On the mat, you can:
Make time each day for meditation. Even five or ten minutes can set the tone for your day or help you wind down from an all-day shopathon.
Work in specific poses that target your particular stressors. Spend time in warrior three (Virabhadrasana III) or tree pose (Vrksasana) if you’re feeling out of balance. Incorporate twists to squeeze and stretch the torso to stimulate circulation and release tension in the spinal muscles. Hip openers are also useful de-stressors since we tend to store emotion and tension in the larger muscle groups. Heart openers and neck and shoulder stretches can counteract the effects of hours adding to online shopping carts. End the day in legs-up-the-wall (Viparita Karani) pose to quiet the mind and reduce swelling in your feet and legs.
Consider shifting from a traditional well-rounded or flow style practice to yin or restorative classes. Try a candlelight class or experience the intense relaxation of yoga nidra, which is said to be the equivalent of hours of deep sleep.
If you don’t have time to get to your regular class, practice in short bursts. Try tree pose as you’re working in the kitchen, mountain pose while standing in line or target tight shoulders with eagle arms almost anywhere. Remember that sun salutations are a microcosm of the entire yoga practice, encompassing moves for all-over strength and flexibility and serving as a moving meditation by linking movement with breath, so a few rounds of Surya Namaskara A can go a long way towards maintaining your practice when time is short. Finally, experiment with pranayama exercises to calm anxiety.
When you’re off the mat, you can:
Limit your screen time. Most of us have no idea how much time we fritter away on our phones and computers, but we might get things checked off the to-do list a little more efficiently if we limit our social media scrolling. An added benefit to less screen time means less temptation to keep up with the Joneses.
Use essential oils such as lavender to relax or cedarwood to feel grounded. They make great gifts or stocking stuffers as well.
Be intentional in the invitations you accept and the amount of people you feel you have to buy gifts for. Saying no to one more commitment may be the break you need for yourself or your family.
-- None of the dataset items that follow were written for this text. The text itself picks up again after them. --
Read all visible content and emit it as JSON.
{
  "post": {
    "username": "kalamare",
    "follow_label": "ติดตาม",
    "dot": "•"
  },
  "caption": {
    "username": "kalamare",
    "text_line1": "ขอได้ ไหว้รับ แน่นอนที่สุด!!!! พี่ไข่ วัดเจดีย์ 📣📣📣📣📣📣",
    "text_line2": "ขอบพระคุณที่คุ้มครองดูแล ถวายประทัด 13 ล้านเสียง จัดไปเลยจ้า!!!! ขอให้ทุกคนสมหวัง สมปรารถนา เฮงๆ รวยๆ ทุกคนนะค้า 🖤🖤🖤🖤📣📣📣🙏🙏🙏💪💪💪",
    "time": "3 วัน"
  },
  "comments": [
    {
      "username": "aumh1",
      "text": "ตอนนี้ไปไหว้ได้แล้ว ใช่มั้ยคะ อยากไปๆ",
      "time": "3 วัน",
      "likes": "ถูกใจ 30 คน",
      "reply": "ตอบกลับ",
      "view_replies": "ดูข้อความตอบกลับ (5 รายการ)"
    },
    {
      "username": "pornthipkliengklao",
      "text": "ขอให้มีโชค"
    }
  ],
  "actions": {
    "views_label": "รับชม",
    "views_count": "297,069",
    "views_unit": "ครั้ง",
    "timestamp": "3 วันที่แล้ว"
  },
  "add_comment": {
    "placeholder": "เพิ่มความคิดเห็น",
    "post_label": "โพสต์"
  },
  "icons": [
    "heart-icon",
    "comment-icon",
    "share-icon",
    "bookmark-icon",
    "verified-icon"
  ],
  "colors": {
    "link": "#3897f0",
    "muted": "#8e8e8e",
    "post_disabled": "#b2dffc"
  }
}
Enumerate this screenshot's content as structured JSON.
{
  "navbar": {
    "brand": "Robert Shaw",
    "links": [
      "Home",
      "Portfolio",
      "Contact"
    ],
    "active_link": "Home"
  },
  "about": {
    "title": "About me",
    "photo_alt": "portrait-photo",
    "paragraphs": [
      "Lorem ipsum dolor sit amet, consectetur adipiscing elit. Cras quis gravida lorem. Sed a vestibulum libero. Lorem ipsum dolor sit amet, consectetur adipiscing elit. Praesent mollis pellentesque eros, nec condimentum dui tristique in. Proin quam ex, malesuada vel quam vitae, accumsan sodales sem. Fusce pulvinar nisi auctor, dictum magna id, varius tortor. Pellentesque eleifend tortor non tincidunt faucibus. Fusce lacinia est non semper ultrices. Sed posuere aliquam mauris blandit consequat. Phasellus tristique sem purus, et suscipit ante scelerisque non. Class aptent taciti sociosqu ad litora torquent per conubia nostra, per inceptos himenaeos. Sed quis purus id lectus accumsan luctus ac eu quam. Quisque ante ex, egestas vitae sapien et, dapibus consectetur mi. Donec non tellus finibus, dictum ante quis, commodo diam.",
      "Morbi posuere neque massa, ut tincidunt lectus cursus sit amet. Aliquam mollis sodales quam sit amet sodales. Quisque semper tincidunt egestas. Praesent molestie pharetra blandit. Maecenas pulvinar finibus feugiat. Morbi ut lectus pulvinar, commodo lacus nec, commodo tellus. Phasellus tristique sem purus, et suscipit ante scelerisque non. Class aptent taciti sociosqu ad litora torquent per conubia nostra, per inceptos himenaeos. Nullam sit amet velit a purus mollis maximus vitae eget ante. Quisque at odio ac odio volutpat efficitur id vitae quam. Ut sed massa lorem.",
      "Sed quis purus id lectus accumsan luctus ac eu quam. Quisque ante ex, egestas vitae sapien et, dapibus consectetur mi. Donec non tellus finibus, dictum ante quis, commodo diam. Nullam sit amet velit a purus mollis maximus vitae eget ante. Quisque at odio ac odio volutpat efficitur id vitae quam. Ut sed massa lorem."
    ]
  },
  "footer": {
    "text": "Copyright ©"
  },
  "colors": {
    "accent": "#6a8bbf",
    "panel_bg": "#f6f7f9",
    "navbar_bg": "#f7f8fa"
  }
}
Limit negative self talk, which can spiral this time of year as we overeat, overspend and underexercise. Practice pratipaksha bhavana, the yogic discipline of cultivating the opposite thought as unpleasant thoughts take hold. Retraining the mind takes time and practice, but it’s a powerful tool to reduce suffering. This season’s emphasis on spiritualism makes it a great time to work on moving to a deeper level of grace.